А потом весна надвинулась на Варангер-фиорд, и сверху в бункер потекло. Таяли снега, яму заливало. Люди сидели на нарах, поджав ноги, а сверху лились струи ледяной воды. Двух мертвецов — настоящих! — пришлось тянуть юнкерам на веревках.

— Фальшивых не берем… — смеялись молодые люди при этом.

— Тяни! — отвечали им снизу. — Эти крепко умерли…

Юнкера в Печенге были большею частью те самые, что когда-то охраняли Зимний дворец с правительством Керенского; держались они подло по отношению к заключенным и с очень капризным достоинством внутри своего отряда. Они гордо носили ореол «мучеников», а чтобы они не очень «мучились», юнкеров запрятали подалее от мирской суеты, на охрану печенгских узников… Теперь эти узники стояли по колено в стылой воде.

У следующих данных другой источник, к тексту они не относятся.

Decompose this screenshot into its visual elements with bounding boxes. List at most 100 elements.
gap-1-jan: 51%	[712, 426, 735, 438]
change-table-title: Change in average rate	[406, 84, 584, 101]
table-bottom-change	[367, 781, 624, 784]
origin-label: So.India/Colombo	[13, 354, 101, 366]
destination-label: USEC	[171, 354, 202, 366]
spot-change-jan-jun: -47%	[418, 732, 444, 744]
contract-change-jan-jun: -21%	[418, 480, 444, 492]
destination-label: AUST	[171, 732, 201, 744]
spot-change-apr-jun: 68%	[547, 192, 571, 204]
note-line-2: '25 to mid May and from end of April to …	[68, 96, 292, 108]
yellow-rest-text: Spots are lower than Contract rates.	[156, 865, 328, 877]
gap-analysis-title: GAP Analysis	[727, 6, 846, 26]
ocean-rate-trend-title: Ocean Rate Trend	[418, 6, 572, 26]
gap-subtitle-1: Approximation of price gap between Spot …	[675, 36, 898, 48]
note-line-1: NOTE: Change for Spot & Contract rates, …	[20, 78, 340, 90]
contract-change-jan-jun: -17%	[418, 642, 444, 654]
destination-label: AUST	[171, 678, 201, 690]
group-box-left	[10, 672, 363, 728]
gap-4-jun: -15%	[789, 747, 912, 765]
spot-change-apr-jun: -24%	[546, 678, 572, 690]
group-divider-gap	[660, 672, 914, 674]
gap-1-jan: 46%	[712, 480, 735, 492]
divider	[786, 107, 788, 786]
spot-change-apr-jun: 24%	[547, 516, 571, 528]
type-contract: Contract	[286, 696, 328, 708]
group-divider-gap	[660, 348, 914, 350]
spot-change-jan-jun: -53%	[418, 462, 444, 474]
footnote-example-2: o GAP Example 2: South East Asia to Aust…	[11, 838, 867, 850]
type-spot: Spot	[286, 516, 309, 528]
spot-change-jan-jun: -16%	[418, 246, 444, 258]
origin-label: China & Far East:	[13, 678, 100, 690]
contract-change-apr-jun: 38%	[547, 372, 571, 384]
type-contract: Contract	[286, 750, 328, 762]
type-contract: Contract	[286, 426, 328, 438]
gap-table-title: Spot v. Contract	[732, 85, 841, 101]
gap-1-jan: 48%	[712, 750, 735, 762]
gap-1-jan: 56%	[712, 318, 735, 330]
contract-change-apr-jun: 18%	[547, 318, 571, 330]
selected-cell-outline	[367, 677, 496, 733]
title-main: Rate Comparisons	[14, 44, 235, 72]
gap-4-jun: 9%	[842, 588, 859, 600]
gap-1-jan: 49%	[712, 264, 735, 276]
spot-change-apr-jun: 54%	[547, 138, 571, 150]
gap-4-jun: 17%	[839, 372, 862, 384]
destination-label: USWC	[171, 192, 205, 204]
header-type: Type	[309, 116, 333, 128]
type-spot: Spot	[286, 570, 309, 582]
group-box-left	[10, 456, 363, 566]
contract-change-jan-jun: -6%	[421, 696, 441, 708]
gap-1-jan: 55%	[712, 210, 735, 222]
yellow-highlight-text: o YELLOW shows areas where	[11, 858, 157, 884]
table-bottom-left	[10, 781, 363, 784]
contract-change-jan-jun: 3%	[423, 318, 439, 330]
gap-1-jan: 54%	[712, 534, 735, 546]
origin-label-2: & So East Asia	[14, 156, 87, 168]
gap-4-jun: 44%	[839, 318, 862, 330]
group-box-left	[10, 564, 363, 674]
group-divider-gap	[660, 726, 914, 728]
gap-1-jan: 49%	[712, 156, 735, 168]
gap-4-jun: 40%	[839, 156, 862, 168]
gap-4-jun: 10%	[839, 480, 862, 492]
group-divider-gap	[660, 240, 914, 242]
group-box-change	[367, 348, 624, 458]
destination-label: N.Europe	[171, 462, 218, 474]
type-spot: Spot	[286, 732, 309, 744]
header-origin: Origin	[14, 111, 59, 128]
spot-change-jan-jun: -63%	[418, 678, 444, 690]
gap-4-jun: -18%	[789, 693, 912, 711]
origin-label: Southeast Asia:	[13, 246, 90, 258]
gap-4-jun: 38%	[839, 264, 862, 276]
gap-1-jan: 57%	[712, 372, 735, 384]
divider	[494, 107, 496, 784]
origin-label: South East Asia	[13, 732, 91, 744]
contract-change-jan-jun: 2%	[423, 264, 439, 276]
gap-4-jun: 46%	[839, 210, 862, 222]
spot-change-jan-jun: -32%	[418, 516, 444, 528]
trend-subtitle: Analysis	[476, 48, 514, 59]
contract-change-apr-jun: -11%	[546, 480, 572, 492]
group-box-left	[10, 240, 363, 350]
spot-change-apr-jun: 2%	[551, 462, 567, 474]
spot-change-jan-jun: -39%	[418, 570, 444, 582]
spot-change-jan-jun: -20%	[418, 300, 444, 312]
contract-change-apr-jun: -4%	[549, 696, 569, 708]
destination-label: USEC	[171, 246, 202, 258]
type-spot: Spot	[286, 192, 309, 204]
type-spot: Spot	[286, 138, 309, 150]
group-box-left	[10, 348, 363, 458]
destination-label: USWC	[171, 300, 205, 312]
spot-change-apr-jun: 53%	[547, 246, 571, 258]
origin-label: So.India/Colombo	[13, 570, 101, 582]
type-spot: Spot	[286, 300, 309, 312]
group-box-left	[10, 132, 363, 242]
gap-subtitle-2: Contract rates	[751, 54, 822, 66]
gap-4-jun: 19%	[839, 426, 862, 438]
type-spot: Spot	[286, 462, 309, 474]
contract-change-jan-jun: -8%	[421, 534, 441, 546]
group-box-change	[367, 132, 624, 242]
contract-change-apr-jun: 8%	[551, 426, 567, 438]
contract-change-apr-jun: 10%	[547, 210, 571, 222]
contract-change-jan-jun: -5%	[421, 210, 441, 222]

— Эй, молодежь! — кричали они юнкерам, задирая головы. — Доложи англичанам, что мы затоплены… Мы же подыхаем здесь!

— Нас не щадили, — отвечали юнкера, — вас тоже щадить не стоит. Плавайте дальше, красные лебеди!

— Ну какой же ты гад! — орал Небольсин. — Такой молодой, такой красивый и такой… гад! Небось папа с мамой тебя этому не учили… Вот бы мне сюда твоих папу с мамой!

В него хамски плюнули сверху, как на собаку, и он утерся.

Комендант Смолл наконец-то велел ликвидировать бункер и развести всех узников по избам монастыря-тюрьмы. Небольсин попал в матросскую команду.

Матросы хотя и грызлись между собою, но в трудную минуту забывали партийные разногласия и дружно сбивались в плотную стенку, которую из пушки не прошибешь. Да и частая помощь отцу дизелисту честно окупалась: дары всегда делили поровну. Этот монах окончил машинную школу при флотилии Соловецкого монастыря, но движок в Печенге был никудышный, и стартер барахлил. Отца дизелиста тянуло к матросам — они в моторах смыслили. А по вечерам избы монастыря обходили черноризные монахи с черепами и костями на облачении, какие рисуются на ящиках трансформаторов высокого напряжения. Скорбные лики схимников взирали на узников — пронзительно и остро. Схимники сыпали по углам порошок от клопов, спрашивали матросов:

— Чего дальше-то будет? Знаешь… Социал-демократы удержатся ли? Опять же аграрная политика — это мы сознаем. А вот мужик на деревне — поддержит ли он большаков?..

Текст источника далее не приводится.